Insurgency Leaves U.S. Forces Baffled
For most of the division's three-month extension, Col. Rob Baker's 2nd Brigade Combat Team was responsible for a stretch of towns south of Baghdad that are among the most hostile to the occupation. Over that time, 12 of his soldiers were killed, more than twice the number who died over the previous year.
Foreigners are routinely attacked along the road through Mahmudiyah and Latifiyah, where disaffected Sunni tribes once loyal to Hussein, as well as foreign militants and Shiite rebels, have taken refuge. U.S. troops face ambushes and roadside bombs.
To Baker, building an intelligence network among the different groups -- sometimes working in concert and other times at odds -- has been a revealing challenge. He has given his informants cameras, GPS equipment and espionage training.
"In some cases, they do it out of patriotism," Baker said of the few Iraqis who have worked with him. "Others we put on the payroll."
Community outreach efforts by Baker and his men have been tailored to local sensibilities. In addition to spending $13.5 million on development projects since mid-April, Baker has adopted new, softer rules in dealing with a mostly suspicious community.
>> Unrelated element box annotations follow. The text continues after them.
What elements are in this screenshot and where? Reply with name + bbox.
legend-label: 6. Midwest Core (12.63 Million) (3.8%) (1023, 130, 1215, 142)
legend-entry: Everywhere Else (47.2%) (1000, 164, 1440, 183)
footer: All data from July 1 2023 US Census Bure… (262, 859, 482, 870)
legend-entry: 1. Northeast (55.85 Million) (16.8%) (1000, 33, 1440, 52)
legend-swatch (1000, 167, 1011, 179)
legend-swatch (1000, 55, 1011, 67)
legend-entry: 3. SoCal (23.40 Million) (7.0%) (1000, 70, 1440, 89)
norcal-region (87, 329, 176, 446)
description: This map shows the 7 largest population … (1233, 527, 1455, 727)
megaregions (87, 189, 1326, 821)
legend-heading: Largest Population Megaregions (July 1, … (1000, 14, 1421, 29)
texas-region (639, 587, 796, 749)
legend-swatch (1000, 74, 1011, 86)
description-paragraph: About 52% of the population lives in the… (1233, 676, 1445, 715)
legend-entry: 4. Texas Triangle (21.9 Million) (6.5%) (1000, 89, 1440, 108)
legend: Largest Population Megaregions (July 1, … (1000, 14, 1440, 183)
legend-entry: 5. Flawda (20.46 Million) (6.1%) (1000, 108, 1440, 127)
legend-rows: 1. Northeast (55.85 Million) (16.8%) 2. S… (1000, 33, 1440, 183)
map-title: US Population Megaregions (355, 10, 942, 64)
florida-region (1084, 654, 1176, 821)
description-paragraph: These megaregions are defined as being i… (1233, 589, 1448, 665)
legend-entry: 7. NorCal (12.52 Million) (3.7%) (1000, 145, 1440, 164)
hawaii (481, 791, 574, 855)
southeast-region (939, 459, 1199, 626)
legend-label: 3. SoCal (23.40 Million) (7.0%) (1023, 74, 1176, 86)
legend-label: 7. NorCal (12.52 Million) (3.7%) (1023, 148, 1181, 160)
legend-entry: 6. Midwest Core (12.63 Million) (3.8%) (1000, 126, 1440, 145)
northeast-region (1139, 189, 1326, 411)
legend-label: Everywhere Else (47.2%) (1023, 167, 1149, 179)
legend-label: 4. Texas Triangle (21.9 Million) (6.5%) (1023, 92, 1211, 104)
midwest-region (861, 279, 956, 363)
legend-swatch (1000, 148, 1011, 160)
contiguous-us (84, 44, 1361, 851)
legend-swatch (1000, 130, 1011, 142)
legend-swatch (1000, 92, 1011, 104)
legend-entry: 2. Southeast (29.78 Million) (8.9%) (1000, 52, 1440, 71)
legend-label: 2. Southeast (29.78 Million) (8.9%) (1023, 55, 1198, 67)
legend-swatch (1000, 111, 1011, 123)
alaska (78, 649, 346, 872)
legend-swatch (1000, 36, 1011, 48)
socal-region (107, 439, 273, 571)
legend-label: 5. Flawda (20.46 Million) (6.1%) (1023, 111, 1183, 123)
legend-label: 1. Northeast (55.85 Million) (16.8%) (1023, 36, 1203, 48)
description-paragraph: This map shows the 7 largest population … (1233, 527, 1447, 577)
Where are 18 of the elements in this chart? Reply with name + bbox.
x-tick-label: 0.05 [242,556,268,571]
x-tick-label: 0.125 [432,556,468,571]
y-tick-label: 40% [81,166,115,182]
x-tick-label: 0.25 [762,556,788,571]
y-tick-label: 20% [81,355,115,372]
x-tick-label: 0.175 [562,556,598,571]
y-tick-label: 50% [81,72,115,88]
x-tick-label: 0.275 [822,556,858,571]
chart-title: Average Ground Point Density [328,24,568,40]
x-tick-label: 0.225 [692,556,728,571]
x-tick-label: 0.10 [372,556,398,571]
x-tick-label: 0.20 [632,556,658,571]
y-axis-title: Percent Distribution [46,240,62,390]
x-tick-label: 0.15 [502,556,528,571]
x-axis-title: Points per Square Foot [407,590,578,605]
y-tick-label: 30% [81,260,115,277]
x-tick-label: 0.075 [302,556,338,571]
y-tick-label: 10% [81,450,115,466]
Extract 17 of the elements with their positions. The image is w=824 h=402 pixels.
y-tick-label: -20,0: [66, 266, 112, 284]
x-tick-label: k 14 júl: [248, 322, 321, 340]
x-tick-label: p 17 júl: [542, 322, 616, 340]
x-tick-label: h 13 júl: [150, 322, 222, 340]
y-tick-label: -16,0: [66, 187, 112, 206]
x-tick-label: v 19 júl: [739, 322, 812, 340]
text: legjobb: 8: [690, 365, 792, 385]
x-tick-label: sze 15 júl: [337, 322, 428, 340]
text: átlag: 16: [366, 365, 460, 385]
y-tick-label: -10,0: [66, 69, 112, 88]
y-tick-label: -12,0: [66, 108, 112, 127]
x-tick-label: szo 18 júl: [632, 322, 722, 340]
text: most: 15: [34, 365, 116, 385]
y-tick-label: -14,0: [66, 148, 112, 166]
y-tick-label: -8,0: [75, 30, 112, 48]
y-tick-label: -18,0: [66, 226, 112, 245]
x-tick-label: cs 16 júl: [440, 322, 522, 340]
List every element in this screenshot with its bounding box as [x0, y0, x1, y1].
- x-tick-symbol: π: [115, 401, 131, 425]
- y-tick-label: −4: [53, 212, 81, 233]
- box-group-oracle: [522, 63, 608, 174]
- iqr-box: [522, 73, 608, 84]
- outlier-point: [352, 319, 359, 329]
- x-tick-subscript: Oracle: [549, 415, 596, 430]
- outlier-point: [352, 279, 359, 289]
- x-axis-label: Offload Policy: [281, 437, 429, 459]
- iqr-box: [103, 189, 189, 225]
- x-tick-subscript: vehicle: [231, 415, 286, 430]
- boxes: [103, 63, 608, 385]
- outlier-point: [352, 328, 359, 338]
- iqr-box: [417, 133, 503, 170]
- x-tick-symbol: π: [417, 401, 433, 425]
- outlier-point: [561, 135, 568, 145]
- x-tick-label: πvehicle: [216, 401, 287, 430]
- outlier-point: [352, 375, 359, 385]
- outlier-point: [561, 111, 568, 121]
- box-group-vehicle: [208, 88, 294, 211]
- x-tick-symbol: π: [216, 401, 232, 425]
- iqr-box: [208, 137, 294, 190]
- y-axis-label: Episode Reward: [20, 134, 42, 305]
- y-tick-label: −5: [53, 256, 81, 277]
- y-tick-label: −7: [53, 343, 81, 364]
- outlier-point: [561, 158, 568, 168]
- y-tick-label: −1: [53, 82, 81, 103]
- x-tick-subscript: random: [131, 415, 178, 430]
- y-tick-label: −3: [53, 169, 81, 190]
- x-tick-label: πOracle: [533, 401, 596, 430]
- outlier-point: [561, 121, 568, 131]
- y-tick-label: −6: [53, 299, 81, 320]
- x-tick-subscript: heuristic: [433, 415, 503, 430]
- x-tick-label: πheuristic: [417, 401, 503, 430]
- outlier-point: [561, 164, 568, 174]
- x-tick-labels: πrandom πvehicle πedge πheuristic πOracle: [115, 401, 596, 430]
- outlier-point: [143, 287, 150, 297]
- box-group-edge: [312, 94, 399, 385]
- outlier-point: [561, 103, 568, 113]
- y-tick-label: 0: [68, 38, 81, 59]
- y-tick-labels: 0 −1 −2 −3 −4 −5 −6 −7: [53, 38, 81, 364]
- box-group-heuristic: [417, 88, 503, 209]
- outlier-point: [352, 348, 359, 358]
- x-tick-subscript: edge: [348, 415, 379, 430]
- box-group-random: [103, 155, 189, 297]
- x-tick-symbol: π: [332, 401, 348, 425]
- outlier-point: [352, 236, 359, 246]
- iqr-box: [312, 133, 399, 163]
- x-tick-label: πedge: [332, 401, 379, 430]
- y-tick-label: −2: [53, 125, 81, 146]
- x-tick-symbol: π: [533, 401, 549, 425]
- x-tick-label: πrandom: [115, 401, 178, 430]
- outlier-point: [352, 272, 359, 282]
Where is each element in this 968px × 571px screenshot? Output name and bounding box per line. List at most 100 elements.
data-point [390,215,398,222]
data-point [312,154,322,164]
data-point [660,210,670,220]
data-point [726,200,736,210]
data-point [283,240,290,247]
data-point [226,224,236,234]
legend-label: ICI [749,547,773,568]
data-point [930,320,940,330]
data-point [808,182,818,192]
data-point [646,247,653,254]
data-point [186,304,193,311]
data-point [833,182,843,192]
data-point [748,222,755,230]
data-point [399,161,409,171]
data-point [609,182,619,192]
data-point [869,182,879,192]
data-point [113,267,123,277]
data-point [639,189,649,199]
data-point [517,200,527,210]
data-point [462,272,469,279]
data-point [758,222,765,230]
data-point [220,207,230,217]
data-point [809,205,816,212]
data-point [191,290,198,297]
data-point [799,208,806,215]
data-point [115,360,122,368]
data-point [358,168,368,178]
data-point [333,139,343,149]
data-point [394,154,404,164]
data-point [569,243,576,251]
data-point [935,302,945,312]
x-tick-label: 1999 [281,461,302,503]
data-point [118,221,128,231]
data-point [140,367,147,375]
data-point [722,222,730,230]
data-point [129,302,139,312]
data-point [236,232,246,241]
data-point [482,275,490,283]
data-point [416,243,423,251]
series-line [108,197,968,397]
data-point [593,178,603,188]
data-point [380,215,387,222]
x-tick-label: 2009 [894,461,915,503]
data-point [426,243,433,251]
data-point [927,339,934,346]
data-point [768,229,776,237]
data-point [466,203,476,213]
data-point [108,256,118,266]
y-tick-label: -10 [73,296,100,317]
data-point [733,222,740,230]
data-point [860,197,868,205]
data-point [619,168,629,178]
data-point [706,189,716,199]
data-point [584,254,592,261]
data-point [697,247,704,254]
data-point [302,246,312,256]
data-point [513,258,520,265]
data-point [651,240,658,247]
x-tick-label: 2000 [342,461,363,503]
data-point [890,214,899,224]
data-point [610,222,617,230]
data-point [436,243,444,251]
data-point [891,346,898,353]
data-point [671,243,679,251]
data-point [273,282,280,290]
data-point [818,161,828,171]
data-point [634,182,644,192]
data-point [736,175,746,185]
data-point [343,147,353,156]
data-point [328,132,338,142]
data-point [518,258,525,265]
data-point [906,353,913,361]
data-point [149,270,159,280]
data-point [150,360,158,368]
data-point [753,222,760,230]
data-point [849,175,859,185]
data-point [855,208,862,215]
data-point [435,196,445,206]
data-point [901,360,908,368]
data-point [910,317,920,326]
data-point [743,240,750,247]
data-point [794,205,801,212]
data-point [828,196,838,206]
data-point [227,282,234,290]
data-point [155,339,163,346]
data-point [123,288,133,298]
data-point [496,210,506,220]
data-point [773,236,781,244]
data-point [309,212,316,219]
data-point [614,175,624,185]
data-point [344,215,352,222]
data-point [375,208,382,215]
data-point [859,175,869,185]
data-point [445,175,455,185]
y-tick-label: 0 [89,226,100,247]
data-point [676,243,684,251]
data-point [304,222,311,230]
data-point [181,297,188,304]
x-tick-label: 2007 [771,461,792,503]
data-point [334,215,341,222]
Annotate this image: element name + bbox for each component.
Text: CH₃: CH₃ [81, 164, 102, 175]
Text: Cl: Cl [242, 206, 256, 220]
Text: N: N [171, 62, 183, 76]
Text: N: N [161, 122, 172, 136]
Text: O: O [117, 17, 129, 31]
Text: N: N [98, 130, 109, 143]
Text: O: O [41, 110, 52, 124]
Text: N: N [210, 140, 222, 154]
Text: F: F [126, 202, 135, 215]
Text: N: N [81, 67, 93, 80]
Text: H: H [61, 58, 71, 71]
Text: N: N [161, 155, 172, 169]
He ordered soldiers not to place bags over the heads of detained Iraqis and whenever possible to arrest suspected insurgents outside the view of their wives. Baker also wrote a letter of apology to every detainee wrongly arrested, handed to them upon release.
"Even if one of the people in a house killed one of our soldiers, we'd be back to fix the door we broke down in arresting him the next day," said Baker, 44, of Aberdeen, Md., who bears a passing resemblance to his high-school classmate, former Baltimore Orioles star Cal Ripken Jr.
The outreach, Baker contends, has had some success. His men are defusing more roadside bombs than are exploding, and in recent weeks they have captured a number of important local leaders of the insurgency. But the nature of the resistance often means that new enemies are made as fast as friends.
After a car bomb exploded in Yusifiyah in May, killing eight soldiers, Baker ordered a sweep through the neighborhood. His soldiers searched more than 700 houses over the next 12 hours, leaving, in his words, "a lot of disgruntled citizens."
"We have a big challenge to improve our image," Baker said. "What we are trying to instill in Iraqis is trust and confidence. But it doesn't mean we will win their friendship."